Whereas today, I think maybe we’re on the other side of the pendulum where there’s probably entrepreneurs doing it for romanticism and they think it’s easy.

So we’re probably going to get a balance out of that, but the cultural aspect has changed a lot. I mean when I was in Silicon Valley with my startup entrepreneurs from Brazil, we could count on one hand, I mean, obviously we want to meet each other to drink a beer to talk about home and so forth, talk about soccer whatever, and nowadays the people have reached over 50 – so that exchange of insights and that cultural aspect of Brazilians saying, I’m going to plant my flag in Silicon Valley or the U.S. or another country and I’m going have a technologist be world class, that’s happened today, and that’s a very substantial cultural shift.

Garcia-Robles:

There are some things that are on my wish list for the Brazilian ecosystem. One would be that we still don’t have a lot of entrepreneurs who have failed, start again, be successful, becoming angel investors and give back to the community and stay in Silicon Valley to become mentors. So all of that breaks down a little bit in the entrepreneurial cycle because entrepreneurs need to have role models, need to have mentorship and need to have people who understand the challenges and the opportunities and therefore they invest well. I still think that we have a mass of angels with the good will but a lack of understanding of the equation of risk, investing in innovation and that at the end of the day, they have to know the yearly amount that they want to put into a startup is something that they are willing to lose in order to crank up the innovation engine.

So I see serial entrepreneurship as big issues, angel investors as big issues and the whole idea to not apologize. Be on a stage and say I started this company, I failed, I learned from these things, I started another one and the story ends on a good note. I still miss that in Brazil. I see it in other countries, not so much in Brazil. And the last thing that I’m seeing and goes along with what Patrick said. Once we grow this, Brazilians tend to be more isolated because this is a huge country, you don’t need a lot in the beginning, you don’t need to look at an international market because this market gives for a lot. But now the entrepreneurs are going global and Brazilian entrepreneurs understand that, so that’s very good because they are looking for national, regional and global connections. So that’s also very important because when you begin to talk cross-country you begin to get the gist of innovation.

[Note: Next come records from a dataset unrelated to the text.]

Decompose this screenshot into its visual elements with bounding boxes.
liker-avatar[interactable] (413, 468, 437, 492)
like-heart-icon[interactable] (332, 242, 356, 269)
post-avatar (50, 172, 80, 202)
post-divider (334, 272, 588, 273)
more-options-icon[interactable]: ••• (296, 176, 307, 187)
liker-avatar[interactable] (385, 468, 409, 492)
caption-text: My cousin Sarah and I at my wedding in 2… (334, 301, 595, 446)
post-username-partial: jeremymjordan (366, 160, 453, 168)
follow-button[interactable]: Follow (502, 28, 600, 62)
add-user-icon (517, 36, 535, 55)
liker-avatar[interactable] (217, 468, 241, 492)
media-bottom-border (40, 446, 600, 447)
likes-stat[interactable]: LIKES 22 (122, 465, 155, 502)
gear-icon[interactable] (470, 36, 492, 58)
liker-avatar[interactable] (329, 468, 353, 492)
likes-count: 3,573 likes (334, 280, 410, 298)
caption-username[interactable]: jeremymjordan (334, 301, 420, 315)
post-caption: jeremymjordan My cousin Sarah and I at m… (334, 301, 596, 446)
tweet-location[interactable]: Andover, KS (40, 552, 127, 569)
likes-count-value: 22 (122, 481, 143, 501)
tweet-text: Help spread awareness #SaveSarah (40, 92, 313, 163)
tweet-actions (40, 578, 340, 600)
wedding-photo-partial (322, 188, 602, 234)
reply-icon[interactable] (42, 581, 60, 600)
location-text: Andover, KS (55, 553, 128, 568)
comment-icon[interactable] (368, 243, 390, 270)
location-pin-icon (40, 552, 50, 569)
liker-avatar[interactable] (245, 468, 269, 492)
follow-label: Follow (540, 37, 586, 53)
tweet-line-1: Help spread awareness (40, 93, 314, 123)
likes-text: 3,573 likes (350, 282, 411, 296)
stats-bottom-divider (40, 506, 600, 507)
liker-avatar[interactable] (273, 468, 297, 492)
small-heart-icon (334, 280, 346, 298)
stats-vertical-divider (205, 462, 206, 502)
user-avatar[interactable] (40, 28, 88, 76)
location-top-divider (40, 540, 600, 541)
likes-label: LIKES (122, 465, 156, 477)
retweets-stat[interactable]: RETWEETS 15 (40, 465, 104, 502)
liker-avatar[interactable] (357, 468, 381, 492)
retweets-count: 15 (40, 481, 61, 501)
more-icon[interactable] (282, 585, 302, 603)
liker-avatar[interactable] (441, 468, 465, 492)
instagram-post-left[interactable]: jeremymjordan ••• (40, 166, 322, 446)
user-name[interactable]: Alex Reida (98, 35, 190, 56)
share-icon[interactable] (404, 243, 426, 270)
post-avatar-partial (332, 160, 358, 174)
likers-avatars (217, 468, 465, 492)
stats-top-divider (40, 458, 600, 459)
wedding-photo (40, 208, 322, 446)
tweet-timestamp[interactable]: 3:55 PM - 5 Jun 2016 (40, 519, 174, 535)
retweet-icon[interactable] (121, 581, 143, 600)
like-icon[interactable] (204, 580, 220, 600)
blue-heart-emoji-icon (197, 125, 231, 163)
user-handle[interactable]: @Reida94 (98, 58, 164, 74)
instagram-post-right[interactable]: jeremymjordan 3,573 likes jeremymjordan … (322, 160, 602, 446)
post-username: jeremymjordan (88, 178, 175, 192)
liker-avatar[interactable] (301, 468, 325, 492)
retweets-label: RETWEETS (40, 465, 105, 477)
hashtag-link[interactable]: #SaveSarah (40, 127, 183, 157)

Regueira: And let’s not forget right we are in an emerging country right. We have not emerged and so the industry has all those hiccups in the whole chain right, and if we have really astounding success in Brazil, these successes will push and will pull others successes. In the industry, the ecosystem will establish itself better. They’re still difficulty with follow-ons for the good companies in our portfolios right, and many times we have to go out and offer that to outside investors that sometimes have not ever invested in Brazil and are looking to Brazil right now, so the ecosystem needs more funds, needs more cycles as Susana says, successes and a recycling of this capital to make it true. On the other hand, that’s why the opportunities are here on a different way.